3 grandes leçons concernant le logement social

1ère leçon : des objectifs de logements sociaux inatteignables

En complément des propos d’Alain Duclerq, je voudrais manifester notre étonnement quand à une formule qui passe pourtant presque inaperçue dans le rapport, concernant la politique du logement social. Je cite, page 30 : « La commune a fait valoir lors de l’instruction que les réserves foncières et le potentiel de constructibilité limités dont elle disposait lui permettraient difficilement de satisfaire aux ambitions du programme local de l’habitat de l’agglomération et aux obligations spécifiques qu’elle tient de la loi SRU en matière de logement social, malgré ses efforts réels en la matière. »

D’ordinaire, et ce depuis la promulgation de la loi SRU, c’est nous qui manifestons invariablement notre inquiétude quant à l’impossibilité prévisible de rattraper notre retard au regard son l’article 55, qui déplorons le temps perdu et l’insuffisance des mesures prises, et vous qui nous accusez de dogme et affirmez que tout va bien et que nous sommes à plus de 18% de logements sociaux. Là, c’est vous qui pour la première fois reconnaissez que nous n’y arriverons probablement pas, et il faut un document sinon confidentiel en tout cas inaccessible à l’écrasante majorité des gens, pour que vous le fassiez.

 

2eme leçon : une croissance démographique tirée par les migrations résidentielles

Et logiquement, ce rapport confirme aussi les conclusions que nous en tirons là encore de manière récurrente, je cite toujours cette fois page 8 : « A Saint-Jean-de-Luz, plus encore que dans le reste du bassin de vie, la croissance démographique, lorsqu’elle existe, apparaît exclusivement imputable aux migrations résidentielles (et notamment à l’arrivée de retraités aisés), le solde naturel se révélant, en revanche, très fortement défavorable avec 201 décès pour 94 naissances enregistrés en 2015. (…)

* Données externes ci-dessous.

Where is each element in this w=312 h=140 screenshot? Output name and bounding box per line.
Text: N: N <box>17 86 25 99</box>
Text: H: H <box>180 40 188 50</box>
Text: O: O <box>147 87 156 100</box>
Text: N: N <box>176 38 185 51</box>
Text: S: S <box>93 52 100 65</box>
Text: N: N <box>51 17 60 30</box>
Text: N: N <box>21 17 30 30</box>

Le dynamisme de la construction a longtemps été tiré par les résidences secondaires qui pèsent sur les prix de l’immobilier et représentent encore près de la moitié du parc de la commune ».

 

3eme leçon :  une démographie naturelle en baisse

Vous avez beau nier dans le rapport les chiffres en baisse de la démographie avancés par l’INSEE, il reste un fait objectif que notre ville ne permet pas à ses enfants d’y vivre. Et aujourd’hui enfin, on peut lire noir sur blanc que vous reconnaissez qu’au-delà de la barre des 19% ou 20% de logements sociaux peut-être atteignable avant la fin de cette mandature, à moyen terme ce sera une tout autre paire de manches. L’aveu est nouveau et il est de taille.

 

Conclusion : ne pas se résigner et agir !

Notez bien que le but n’est pas ici seulement de vous dire « vous voyez, nous vous l’avions bien dit ! » On ne peut s’empêcher de le penser très fort, mais ce n’est pas cela qui fait avancer. Le but est plutôt de chercher à comprendre comment vous pouvez tenir ce genre de discours devant la Chambre régionale des comptes, et dans cette enceinte renâcler à agir plus fortement sur les résidences secondaires ciblées même dans ce rapport, ou à prendre dès à présent les mesures qui s’imposent dans le PLU, même pendant sa révision générale. C’est ce décalage entre désolation face au constat et laisser-faire dans la pratique que nous avons du mal à comprendre. En ce qui nous concerne, nous sommes convaincus qu’il est encore possible d’agir, sinon pour espérer retourner la tendance, au moins pour éviter qu’elle ne s’aggrave encore. Et rappelez-vous que nous avons fait les propositions concrètes qui vont avec, nous verrons bien ce que vous ferez.